Zaraz po skręcie w szutrową drogę, tu nazywaną gravel road zaczął się widok jak
w Polsce. Jedynie połaci rzepaku nieco większe.
Co prawda wiosna zaczyna się
dopiero 21 września ale tutaj już zimą zaczyna się wegetacja a najpiękniej jest
właśnie we wrześniu. Zwykle przyjeżdżaliśmy w czerwcu i lipcu i pierwszy raz
trafiliśmy na tak kolorową porę.W Esperance jesteśmy około 14:00. Pokręciliśmy się trochę i żeby nie stracić słońca ruszyliśmy na turystyczną drogę - Great Ocean Drive. To odcinek 25 km trasy wzdłuż wybrzeża z kilkoma miejscami widokowymi. Równolegle przez kilka kilometrów tej trasy biegnie droga rowerowa.
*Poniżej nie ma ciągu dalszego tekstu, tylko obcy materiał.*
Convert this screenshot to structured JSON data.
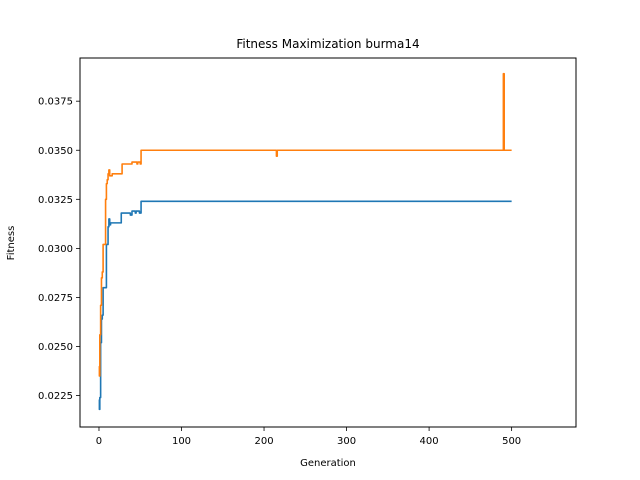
{
  "chart_data": {
    "type": "line",
    "title": "Fitness Maximization burma14",
    "xlabel": "Generation",
    "ylabel": "Fitness",
    "xlim": [
      -23,
      578
    ],
    "ylim": [
      0.0209,
      0.0397
    ],
    "xticks": [
      0,
      100,
      200,
      300,
      400,
      500
    ],
    "yticks": [
      0.0225,
      0.025,
      0.0275,
      0.03,
      0.0325,
      0.035,
      0.0375
    ],
    "ytick_labels": [
      "0.0225",
      "0.0250",
      "0.0275",
      "0.0300",
      "0.0325",
      "0.0350",
      "0.0375"
    ],
    "grid": false,
    "legend": "none",
    "series": [
      {
        "color": "#1f77b4",
        "x": [
          0,
          0.5,
          0.5,
          1,
          1,
          2,
          2,
          3,
          3,
          4,
          4,
          5,
          5,
          6,
          6,
          9,
          9,
          11,
          11,
          12,
          12,
          13,
          13,
          14,
          14,
          27,
          27,
          37,
          37,
          38,
          38,
          40,
          40,
          44,
          44,
          45,
          45,
          49,
          49,
          51,
          51,
          52,
          52,
          500
        ],
        "y": [
          0.0223,
          0.0223,
          0.0218,
          0.0218,
          0.0224,
          0.0224,
          0.0252,
          0.0252,
          0.0264,
          0.0264,
          0.0266,
          0.0266,
          0.028,
          0.028,
          0.028,
          0.028,
          0.0302,
          0.0302,
          0.0311,
          0.0311,
          0.0315,
          0.0315,
          0.0312,
          0.0312,
          0.0313,
          0.0313,
          0.0318,
          0.0318,
          0.0318,
          0.0318,
          0.0317,
          0.0317,
          0.0319,
          0.0319,
          0.0318,
          0.0318,
          0.0319,
          0.0319,
          0.0318,
          0.0318,
          0.0324,
          0.0324,
          0.0324,
          0.0324
        ]
      },
      {
        "color": "#ff7f0e",
        "x": [
          0,
          0.5,
          0.5,
          1,
          1,
          2,
          2,
          3,
          3,
          4,
          4,
          5,
          5,
          6,
          6,
          7,
          7,
          8,
          8,
          9,
          9,
          10,
          10,
          11,
          11,
          12,
          12,
          13,
          13,
          16,
          16,
          28,
          28,
          29,
          29,
          40,
          40,
          44,
          44,
          46,
          46,
          47,
          47,
          50,
          50,
          51,
          51,
          52,
          52,
          215,
          215,
          216,
          216,
          217,
          217,
          490,
          490,
          491,
          491,
          492,
          492,
          500
        ],
        "y": [
          0.024,
          0.024,
          0.0235,
          0.0235,
          0.0256,
          0.0256,
          0.0271,
          0.0271,
          0.0285,
          0.0285,
          0.0288,
          0.0288,
          0.0302,
          0.0302,
          0.0302,
          0.0302,
          0.0302,
          0.0302,
          0.0325,
          0.0325,
          0.0333,
          0.0333,
          0.0335,
          0.0335,
          0.0338,
          0.0338,
          0.034,
          0.034,
          0.0337,
          0.0337,
          0.0338,
          0.0338,
          0.0343,
          0.0343,
          0.0343,
          0.0343,
          0.0344,
          0.0344,
          0.0344,
          0.0344,
          0.0343,
          0.0343,
          0.0344,
          0.0344,
          0.0343,
          0.0343,
          0.035,
          0.035,
          0.035,
          0.035,
          0.0347,
          0.0347,
          0.035,
          0.035,
          0.035,
          0.035,
          0.0389,
          0.0389,
          0.035,
          0.035,
          0.035,
          0.035
        ]
      }
    ]
  }
}
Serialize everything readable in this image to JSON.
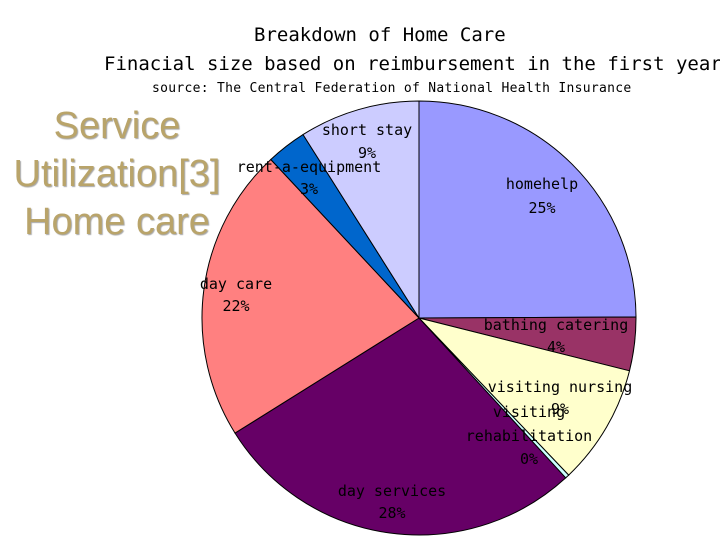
{
  "slide": {
    "side_title_lines": [
      "Service",
      "Utilization[3]",
      "Home care"
    ]
  },
  "chart_data": {
    "type": "pie",
    "title": "Breakdown of Home Care",
    "subtitle": "Finacial size based on reimbursement in the first year",
    "source": "source: The Central Federation of National Health Insurance",
    "slices": [
      {
        "label": "homehelp",
        "value": 25,
        "value_label": "25%",
        "color": "#9999ff"
      },
      {
        "label": "bathing catering",
        "value": 4,
        "value_label": "4%",
        "color": "#993366"
      },
      {
        "label": "visiting nursing",
        "value": 9,
        "value_label": "9%",
        "color": "#ffffcc"
      },
      {
        "label": "visiting rehabilitation",
        "value": 0.3,
        "value_label": "0%",
        "color": "#ccffff"
      },
      {
        "label": "day services",
        "value": 28,
        "value_label": "28%",
        "color": "#660066"
      },
      {
        "label": "day care",
        "value": 22,
        "value_label": "22%",
        "color": "#ff8080"
      },
      {
        "label": "rent-a-equipment",
        "value": 3,
        "value_label": "3%",
        "color": "#0066cc"
      },
      {
        "label": "short stay",
        "value": 9,
        "value_label": "9%",
        "color": "#ccccff"
      }
    ]
  }
}
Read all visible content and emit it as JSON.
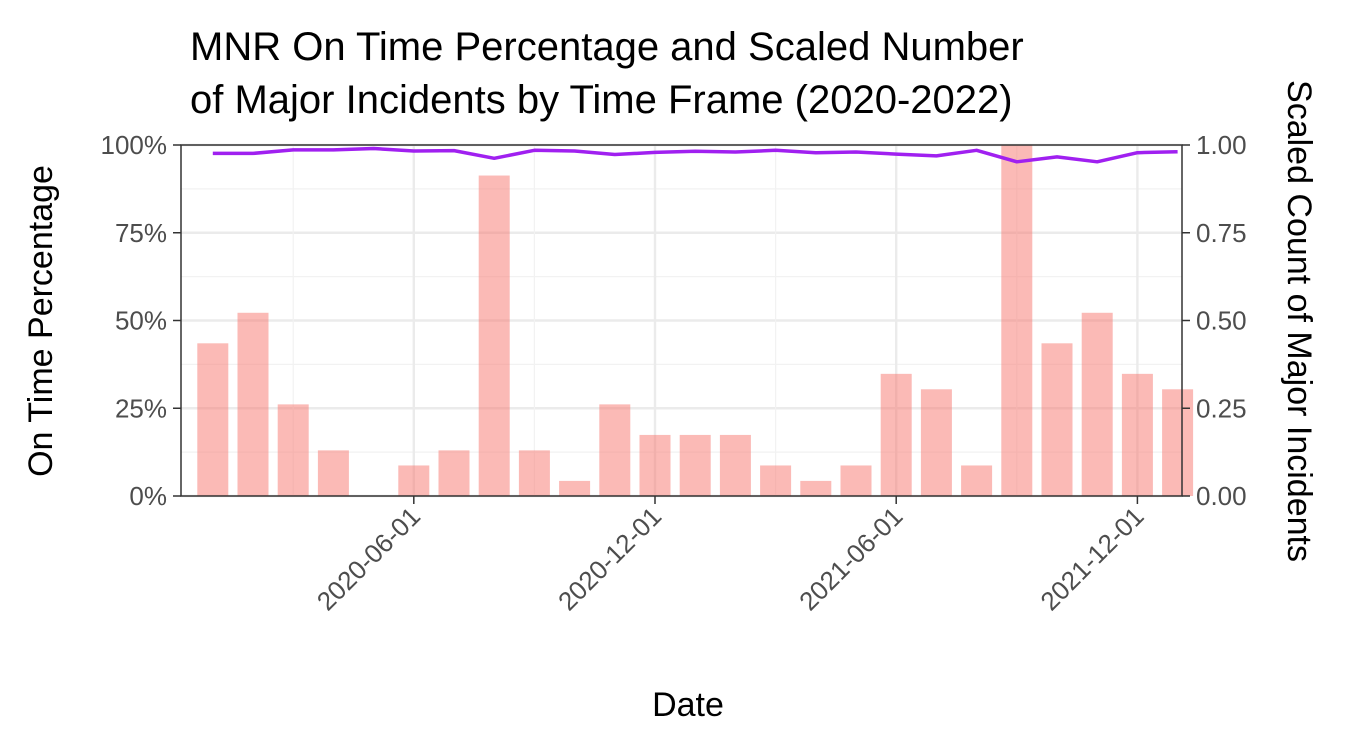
{
  "chart_data": {
    "type": "bar+line",
    "title_lines": [
      "MNR On Time Percentage and Scaled Number",
      "of Major Incidents by Time Frame (2020-2022)"
    ],
    "xlabel": "Date",
    "ylabel_left": "On Time Percentage",
    "ylabel_right": "Scaled Count of Major Incidents",
    "y_left_ticks": [
      "0%",
      "25%",
      "50%",
      "75%",
      "100%"
    ],
    "y_right_ticks": [
      "0.00",
      "0.25",
      "0.50",
      "0.75",
      "1.00"
    ],
    "x_ticks": [
      "2020-06-01",
      "2020-12-01",
      "2021-06-01",
      "2021-12-01"
    ],
    "ylim": [
      0,
      1
    ],
    "months": [
      "2020-01",
      "2020-02",
      "2020-03",
      "2020-04",
      "2020-05",
      "2020-06",
      "2020-07",
      "2020-08",
      "2020-09",
      "2020-10",
      "2020-11",
      "2020-12",
      "2021-01",
      "2021-02",
      "2021-03",
      "2021-04",
      "2021-05",
      "2021-06",
      "2021-07",
      "2021-08",
      "2021-09",
      "2021-10",
      "2021-11",
      "2021-12",
      "2022-01"
    ],
    "series": [
      {
        "name": "Scaled Count of Major Incidents",
        "kind": "bar",
        "color": "#F8766D",
        "values": [
          0.435,
          0.522,
          0.261,
          0.13,
          0.0,
          0.087,
          0.13,
          0.913,
          0.13,
          0.043,
          0.261,
          0.174,
          0.174,
          0.174,
          0.087,
          0.043,
          0.087,
          0.348,
          0.304,
          0.087,
          1.0,
          0.435,
          0.522,
          0.348,
          0.304
        ]
      },
      {
        "name": "On Time Percentage",
        "kind": "line",
        "color": "#A020F0",
        "values": [
          0.976,
          0.976,
          0.986,
          0.986,
          0.99,
          0.983,
          0.984,
          0.962,
          0.985,
          0.983,
          0.973,
          0.979,
          0.982,
          0.98,
          0.985,
          0.978,
          0.98,
          0.974,
          0.969,
          0.985,
          0.952,
          0.966,
          0.952,
          0.978,
          0.981
        ]
      }
    ]
  }
}
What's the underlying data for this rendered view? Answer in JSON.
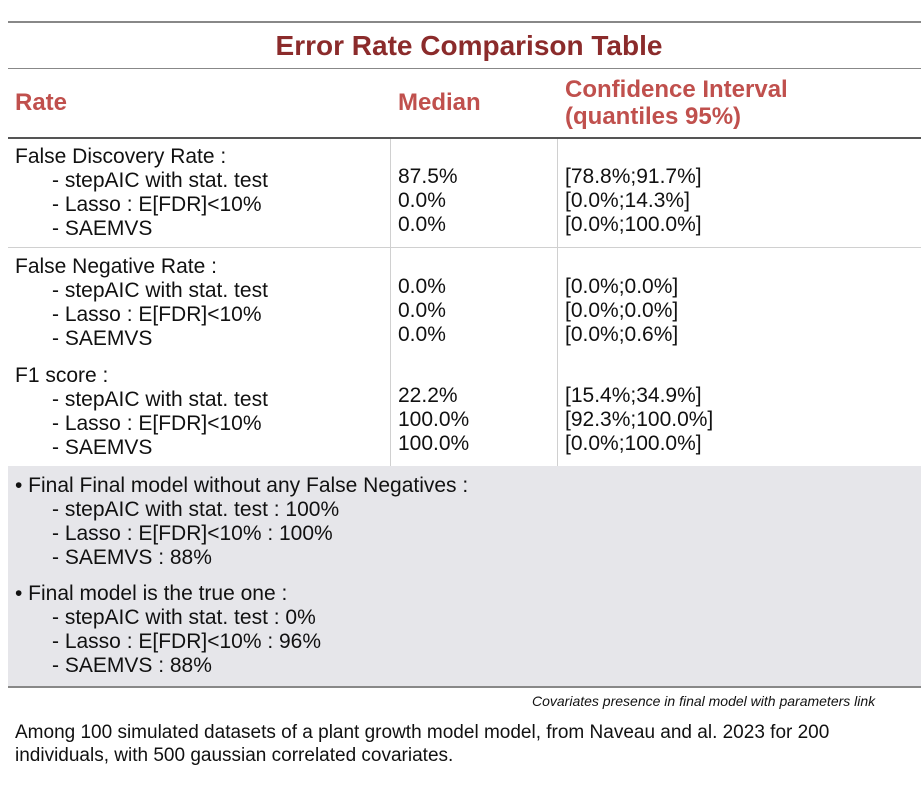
{
  "title": "Error Rate Comparison Table",
  "columns": [
    "Rate",
    "Median",
    "Confidence Interval (quantiles 95%)"
  ],
  "sections": [
    {
      "label": "False Discovery Rate :",
      "rows": [
        {
          "name": "- stepAIC with stat. test",
          "median": "87.5%",
          "ci": "[78.8%;91.7%]"
        },
        {
          "name": "- Lasso : E[FDR]<10%",
          "median": "0.0%",
          "ci": "[0.0%;14.3%]"
        },
        {
          "name": "- SAEMVS",
          "median": "0.0%",
          "ci": "[0.0%;100.0%]"
        }
      ]
    },
    {
      "label": "False Negative Rate :",
      "rows": [
        {
          "name": "- stepAIC with stat. test",
          "median": "0.0%",
          "ci": "[0.0%;0.0%]"
        },
        {
          "name": "- Lasso : E[FDR]<10%",
          "median": "0.0%",
          "ci": "[0.0%;0.0%]"
        },
        {
          "name": "- SAEMVS",
          "median": "0.0%",
          "ci": "[0.0%;0.6%]"
        }
      ]
    },
    {
      "label": "F1 score :",
      "rows": [
        {
          "name": "- stepAIC with stat. test",
          "median": "22.2%",
          "ci": "[15.4%;34.9%]"
        },
        {
          "name": "- Lasso : E[FDR]<10%",
          "median": "100.0%",
          "ci": "[92.3%;100.0%]"
        },
        {
          "name": "- SAEMVS",
          "median": "100.0%",
          "ci": "[0.0%;100.0%]"
        }
      ]
    }
  ],
  "summary": [
    {
      "label": "• Final Final model without any False Negatives :",
      "items": [
        "- stepAIC with stat. test : 100%",
        "- Lasso : E[FDR]<10% : 100%",
        "- SAEMVS : 88%"
      ]
    },
    {
      "label": "• Final model is the true one :",
      "items": [
        "- stepAIC with stat. test : 0%",
        "- Lasso : E[FDR]<10% : 96%",
        "- SAEMVS : 88%"
      ]
    }
  ],
  "footnote": "Covariates presence in final model with parameters link",
  "note": "Among 100 simulated datasets of a plant growth model model, from Naveau and al. 2023 for 200 individuals, with 500 gaussian correlated covariates."
}
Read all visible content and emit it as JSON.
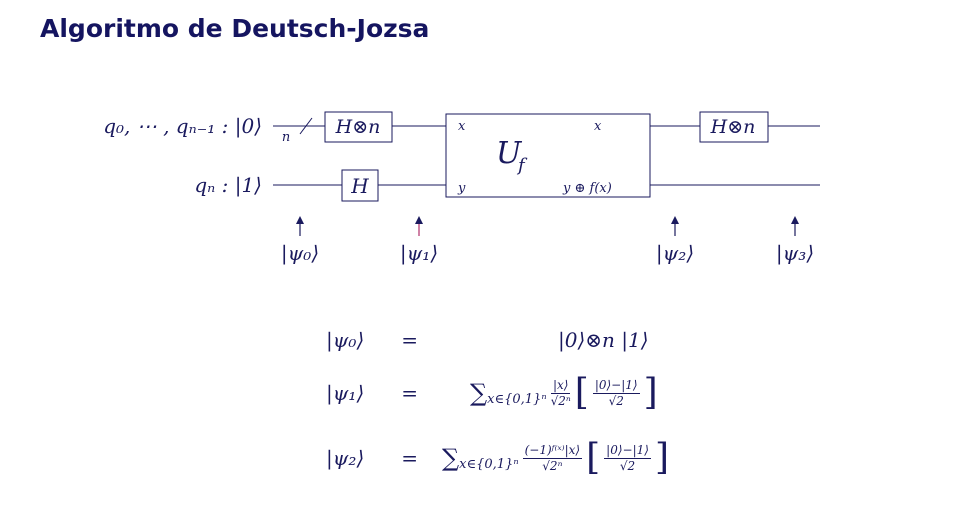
{
  "title": "Algoritmo de Deutsch-Jozsa",
  "circuit": {
    "wire_top_label": "q₀, ⋯ , qₙ₋₁ : |0⟩",
    "wire_bottom_label": "qₙ : |1⟩",
    "bus_label": "n",
    "gate_top_left": "H⊗n",
    "gate_bottom": "H",
    "oracle": "U",
    "oracle_sub": "f",
    "oracle_in_x": "x",
    "oracle_in_y": "y",
    "oracle_out_x": "x",
    "oracle_out_y": "y ⊕ f(x)",
    "gate_top_right": "H⊗n",
    "arrows": [
      "|ψ₀⟩",
      "|ψ₁⟩",
      "|ψ₂⟩",
      "|ψ₃⟩"
    ]
  },
  "equations": [
    {
      "lhs": "|ψ₀⟩",
      "rel": "=",
      "rhs": "|0⟩⊗n |1⟩"
    },
    {
      "lhs": "|ψ₁⟩",
      "rel": "=",
      "sum": "∑",
      "sum_sub": "x∈{0,1}ⁿ",
      "num": "|x⟩",
      "den": "√2ⁿ",
      "bnum": "|0⟩−|1⟩",
      "bden": "√2"
    },
    {
      "lhs": "|ψ₂⟩",
      "rel": "=",
      "sum": "∑",
      "sum_sub": "x∈{0,1}ⁿ",
      "num": "(−1)ᶠ⁽ˣ⁾|x⟩",
      "den": "√2ⁿ",
      "bnum": "|0⟩−|1⟩",
      "bden": "√2"
    }
  ],
  "colors": {
    "title": "#151560",
    "ink": "#1a1a5e",
    "arrow": "#1a1a5e",
    "arrow_accent": "#b0306a"
  }
}
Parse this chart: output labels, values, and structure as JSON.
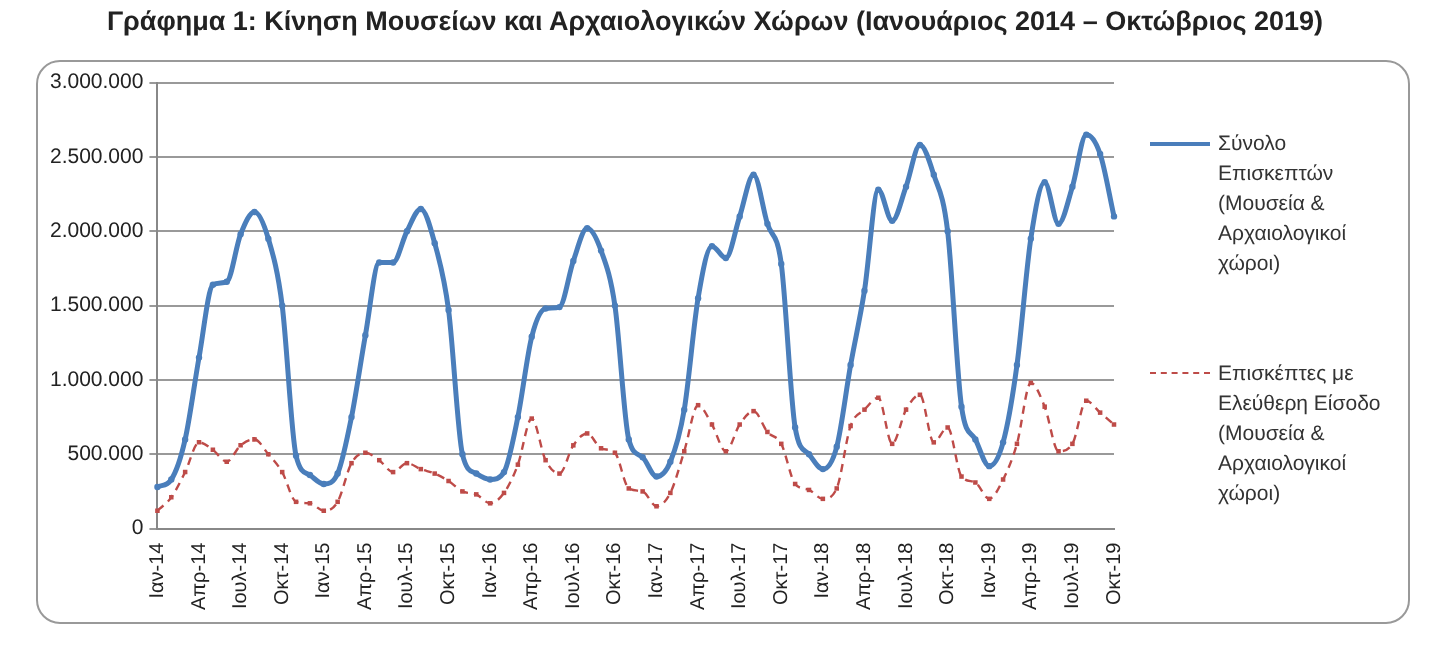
{
  "chart_data": {
    "type": "line",
    "title": "Γράφημα 1: Κίνηση Μουσείων και Αρχαιολογικών Χώρων (Ιανουάριος 2014 – Οκτώβριος 2019)",
    "categories": [
      "Ιαν-14",
      null,
      null,
      "Απρ-14",
      null,
      null,
      "Ιουλ-14",
      null,
      null,
      "Οκτ-14",
      null,
      null,
      "Ιαν-15",
      null,
      null,
      "Απρ-15",
      null,
      null,
      "Ιουλ-15",
      null,
      null,
      "Οκτ-15",
      null,
      null,
      "Ιαν-16",
      null,
      null,
      "Απρ-16",
      null,
      null,
      "Ιουλ-16",
      null,
      null,
      "Οκτ-16",
      null,
      null,
      "Ιαν-17",
      null,
      null,
      "Απρ-17",
      null,
      null,
      "Ιουλ-17",
      null,
      null,
      "Οκτ-17",
      null,
      null,
      "Ιαν-18",
      null,
      null,
      "Απρ-18",
      null,
      null,
      "Ιουλ-18",
      null,
      null,
      "Οκτ-18",
      null,
      null,
      "Ιαν-19",
      null,
      null,
      "Απρ-19",
      null,
      null,
      "Ιουλ-19",
      null,
      null,
      "Οκτ-19"
    ],
    "series": [
      {
        "name": "Σύνολο Επισκεπτών (Μουσεία & Αρχαιολογικοί χώροι)",
        "color": "#4a7ebb",
        "marker": "circle",
        "line_style": "solid",
        "values": [
          280000,
          330000,
          600000,
          1150000,
          1640000,
          1660000,
          1980000,
          2130000,
          1950000,
          1500000,
          490000,
          360000,
          300000,
          370000,
          750000,
          1300000,
          1790000,
          1790000,
          2000000,
          2150000,
          1920000,
          1470000,
          500000,
          370000,
          330000,
          380000,
          750000,
          1290000,
          1480000,
          1490000,
          1800000,
          2020000,
          1870000,
          1500000,
          600000,
          480000,
          350000,
          450000,
          800000,
          1550000,
          1900000,
          1820000,
          2100000,
          2380000,
          2050000,
          1780000,
          680000,
          500000,
          400000,
          550000,
          1100000,
          1600000,
          2280000,
          2070000,
          2300000,
          2580000,
          2380000,
          2000000,
          820000,
          600000,
          420000,
          580000,
          1100000,
          1950000,
          2330000,
          2050000,
          2300000,
          2650000,
          2520000,
          2100000
        ]
      },
      {
        "name": "Επισκέπτες με Ελεύθερη Είσοδο (Μουσεία & Αρχαιολογικοί χώροι)",
        "color": "#be4b48",
        "marker": "square",
        "line_style": "dashed",
        "values": [
          120000,
          210000,
          380000,
          580000,
          530000,
          450000,
          560000,
          600000,
          500000,
          380000,
          180000,
          170000,
          120000,
          180000,
          440000,
          510000,
          460000,
          380000,
          440000,
          400000,
          370000,
          320000,
          250000,
          230000,
          170000,
          240000,
          430000,
          740000,
          460000,
          370000,
          560000,
          640000,
          540000,
          510000,
          270000,
          250000,
          150000,
          240000,
          520000,
          830000,
          700000,
          520000,
          700000,
          790000,
          650000,
          570000,
          300000,
          260000,
          200000,
          270000,
          690000,
          800000,
          880000,
          570000,
          800000,
          900000,
          580000,
          680000,
          350000,
          310000,
          200000,
          330000,
          570000,
          980000,
          820000,
          520000,
          570000,
          860000,
          780000,
          700000
        ]
      }
    ],
    "ylim": [
      0,
      3000000
    ],
    "yticks": [
      0,
      {
        "value": 500000,
        "label": "500.000"
      },
      {
        "value": 1000000,
        "label": "1.000.000"
      },
      {
        "value": 1500000,
        "label": "1.500.000"
      },
      {
        "value": 2000000,
        "label": "2.000.000"
      },
      {
        "value": 2500000,
        "label": "2.500.000"
      },
      {
        "value": 3000000,
        "label": "3.000.000"
      }
    ],
    "grid": "y",
    "legend": "right"
  }
}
Gosia już zaordynowała atrakcję na następny dzień. Biedne moje, jeszcze zakwaszone uda.
Na jednym z lookoutów kilku gości popijało piwko. Kiedy podeszliśmy powiedzieli, że widać whales’y. Zapytaliśmy – po jednym, czy po dwóch piwach? Roześmiali się ale pokazali w stronę oceanu. Nie mogliśmy uwierzyć w to co zobaczyliśmy. Jakieś 300 m od nas taplały się trzy ogromne wieloryby. W ruch poszła kamera a ja pognałem po długi obiektyw do auta. Amatorzy piwa odjechali a my jeszcze z pół godziny przyglądaliśmy się baraszkującym olbrzymom. Trafiliśmy na okres ich migracji ale gdybyśmy byli sami nie umielibyśmy rozróżnić z tej odległości fal od zwierząt. Kolejny plus dla piwa.
Dalej trafiliśmy na wysokie pióropusze wody, które tworzyły ogromne fale rozbijające się o krawędzie płyt skalnych.
Na koniec zostawiliśmy sobie Pink Lake, jezioro w którym woda jest różowa. Niestety nie w tym okresie. Zabarwia się tak dzięki żyjącym tu glonom podczas lata kiedy jest wyższa temperatura. W zabarwieniu ale na pomarańczowo pomógł mi na szczęście widowiskowy zachód słońca.